COVID-19 cases were higher in BTKi group 14.5% (n=2288) than 16.6% (n=216) in VenObin. More patients had HZV in BTKi 3.7% (n=581) than in VenObin 2% (n=28). More HSV cases were in BTKi 2.3% (n=373) than in VenObin 1.3% (n=19). Influenza cases in BTKi group were 2.7% (n=444) and in VenObin group were 2.4% (n=34). There were 3.5% (n=558) RSV cases in BTKi group and 2.7% (n=36) in VenObin group. CMV and Hep B cases were similar 0.7% in both groups.

The instance of arrhythmias/atrial fibrillation was higher in BTKi 20.1% (n=2593) versus 10.3% (n=113) in VenObin group. Other CVS complications were similar in BTKi 11.6% and 10.6% VenObin group.

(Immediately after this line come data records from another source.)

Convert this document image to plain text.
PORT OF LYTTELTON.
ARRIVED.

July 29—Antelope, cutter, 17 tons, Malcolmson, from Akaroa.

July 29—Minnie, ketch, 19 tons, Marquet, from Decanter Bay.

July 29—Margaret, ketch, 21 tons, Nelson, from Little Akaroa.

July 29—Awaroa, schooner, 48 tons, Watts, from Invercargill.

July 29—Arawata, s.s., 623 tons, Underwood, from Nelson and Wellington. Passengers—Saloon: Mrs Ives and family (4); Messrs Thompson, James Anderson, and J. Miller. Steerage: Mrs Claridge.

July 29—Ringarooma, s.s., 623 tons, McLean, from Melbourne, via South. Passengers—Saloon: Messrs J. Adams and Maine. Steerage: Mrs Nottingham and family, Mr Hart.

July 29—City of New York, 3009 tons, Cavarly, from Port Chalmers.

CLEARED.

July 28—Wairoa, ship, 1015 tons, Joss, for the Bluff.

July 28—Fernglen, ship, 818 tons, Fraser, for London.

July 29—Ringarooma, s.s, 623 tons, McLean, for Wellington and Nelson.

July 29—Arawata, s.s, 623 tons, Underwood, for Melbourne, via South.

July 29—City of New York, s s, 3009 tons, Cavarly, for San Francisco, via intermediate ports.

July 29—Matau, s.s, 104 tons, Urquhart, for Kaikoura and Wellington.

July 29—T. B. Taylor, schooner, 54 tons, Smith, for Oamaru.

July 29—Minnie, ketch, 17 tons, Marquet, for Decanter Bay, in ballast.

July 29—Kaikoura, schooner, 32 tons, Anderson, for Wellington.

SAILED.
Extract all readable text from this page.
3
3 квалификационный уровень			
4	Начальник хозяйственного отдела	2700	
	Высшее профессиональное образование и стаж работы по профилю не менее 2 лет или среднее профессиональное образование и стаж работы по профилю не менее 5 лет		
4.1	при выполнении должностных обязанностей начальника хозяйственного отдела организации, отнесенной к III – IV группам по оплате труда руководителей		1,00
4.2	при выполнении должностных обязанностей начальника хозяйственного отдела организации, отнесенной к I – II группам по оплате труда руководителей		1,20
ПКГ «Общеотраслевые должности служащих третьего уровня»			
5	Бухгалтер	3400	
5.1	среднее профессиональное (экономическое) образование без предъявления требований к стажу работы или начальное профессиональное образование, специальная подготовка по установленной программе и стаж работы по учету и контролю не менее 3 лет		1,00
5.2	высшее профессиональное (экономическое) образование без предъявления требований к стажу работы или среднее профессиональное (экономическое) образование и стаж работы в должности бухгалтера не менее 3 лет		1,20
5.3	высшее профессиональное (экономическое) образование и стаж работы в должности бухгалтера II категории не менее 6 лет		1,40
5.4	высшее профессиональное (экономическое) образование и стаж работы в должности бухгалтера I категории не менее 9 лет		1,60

After propensity score matching, infection rates were compared again (n=1490 in both groups). Bacterial pneumonia had the highest number 18.2% (n = 224) in BTKi and 14.2% (n=173) in VenObin group (RR 1.3, 95% CI: 1.2 - 1.5, p<0.0001). SSTI were higher in BTKi, 12.3% (n=157) versus 6.5% (n=81) in VenObin group (RR 2, 95% CI: 1.6 - 2.5, p<0.0001). In BTKi group 1547 (10.4%) patients developed UTI, and 72 (5.5%) in VenObin (RR 1.9, 95% CI: 1.5 - 2.3, p<0.0001). More diverticulitis cases were seen in BTKi group 18.2% (n=224) than in VenObin 5.7% (n=69), RR 1.4, 95% CI: 1.1 - 1.8, p=0.002. Incidence of Bacteremia was also higher in BTKi group 8.1% (n=115) than in VenObin group 4.8% (n=68), RR 1.7, 95% CI: 1.3 - 2.1, p<0.0001. More patients had fungal pneumonia in BTKi 2.3% (n=34) than in VenObin group 0.9% (n=13) with Risk Ratio of 2.5, 95% CI: 1.4 - 4.3, p=0.0008. HZV infection was higher in BTKi group 3.5% (n=48) than in VenObin group 2% (n=28), RR 1.8, 95% CI: 1.3 - 2.7, p=0.0014. There were more HSV cases in BTKi group 2.4% (n=34) than in VenObin 1.3% (n=19), RR 1.7, 95% CI: 1.1 - 2.7, p=0.02.

Overall survival was compared using Kaplan Meier analysis. The median OS was 9.5 years in BTKi group while it was not reached in VenObin group. The survival probability at the end of the time window was 24.7% in BTKi group vs 79.1% in VenObin group, Hazard Ratio = 1.81 (95% CI: 1.5 to 2.2), p<0.0001.

CLL patients treated with BTKi developed significantly higher rate of bacterial, fungal and viral infections compared to VenObin. Possible causes include partial response, continuous therapy and immune suppressive effects with BTKi versus deeper response and fixed duration of treatment with VenObin. Further studies are needed to explore the underlying mechanisms.